U.S. President Donald Trump concluded his three-day state visit to China on Friday after six rounds of talks with Chinese President Xi Jinping covering Taiwan, the Iran conflict and trade tensions between the world’s two largest economies.
The trip, Trump’s first to China in eight and a half years since November 2017, appeared to yield a broad understanding aimed at preventing ties from sliding back into open confrontation following tariff disputes and other frictions that emerged after the start of his second administration. But the meetings produced no concrete breakthroughs on core issues, instead underscoring lingering differences between Washington and Beijing. No joint statement was issued.

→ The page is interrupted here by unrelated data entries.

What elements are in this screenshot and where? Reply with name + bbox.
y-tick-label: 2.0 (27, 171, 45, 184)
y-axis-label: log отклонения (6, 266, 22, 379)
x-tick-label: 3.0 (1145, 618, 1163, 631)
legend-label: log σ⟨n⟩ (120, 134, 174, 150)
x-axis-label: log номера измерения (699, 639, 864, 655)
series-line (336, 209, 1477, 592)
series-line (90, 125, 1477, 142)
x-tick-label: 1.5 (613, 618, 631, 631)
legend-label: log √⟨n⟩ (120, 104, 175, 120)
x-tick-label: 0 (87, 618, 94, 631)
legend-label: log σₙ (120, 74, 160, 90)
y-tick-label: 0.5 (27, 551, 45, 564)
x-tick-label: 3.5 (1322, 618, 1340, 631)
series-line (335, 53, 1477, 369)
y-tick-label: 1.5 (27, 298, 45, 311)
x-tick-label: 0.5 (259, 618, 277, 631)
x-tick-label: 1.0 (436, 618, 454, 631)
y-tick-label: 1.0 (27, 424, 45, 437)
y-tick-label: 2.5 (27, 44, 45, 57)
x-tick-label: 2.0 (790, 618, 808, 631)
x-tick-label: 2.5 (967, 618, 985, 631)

In the latest round of discussions, Trump emphasized economic gains, pointing to expanded exports of U.S. aircraft, agricultural products and crude oil. Xi, meanwhile, drew firm lines on Taiwan and promoted what Chinese officials describe as a “constructive strategic stable relationship,” framing bilateral ties in longer-term geopolitical terms that contrasted with Trump’s focus on immediate trade outcomes.
The two leaders met twice on Friday at Zhongnanhai in Beijing, first over tea and later for a working lunch. The compound, which houses China’s top leadership and is often described as the country’s political nerve center, has rarely hosted sitting U.S. presidents. Trump’s visit was the first since Barack Obama in 2014.
The meetings came after a packed schedule that included a formal welcome ceremony, summit talks, a visit to Tiantan Park and a state banquet, highlighting an unusually intensive round of diplomacy.
Trump called the outcome a “fantastic trade deal,” saying in remarks after the summit that China had agreed to purchase 200 Boeing aircraft and increase soybean imports to support American farmers. In a Fox News interview recorded after Thursday’s talks and aired Friday, he repeated those claims, framing them as tangible wins ahead of the November midterm elections.
On the Chinese side, the Foreign Ministry said the two leaders agreed to elevate what it called a “constructive strategic stable relationship” to a new status in bilateral ties, which Beijing said would guide long-term engagement going forward.
Analysts say the framing reflects Beijing’s effort to shift U.S.-China relations away from transactional negotiations toward a broader strategic balance-of-power framework, signaling a push to engage Washington on more equal footing.
“It signals, ‘we are your equal, and you are no longer the sole superpower,’” said Lina Tobin, a China expert who served on the White House National Security Council during Trump’s first term, in an interview with PBS.
China’s state-run Xinhua News Agency also emphasized the strategic tone of the talks, saying the two leaders agreed to “reset” ties and would jointly “steer the giant ship of China-U.S. relations,” aiming to bring greater stability to a world marked by volatility and rapid change.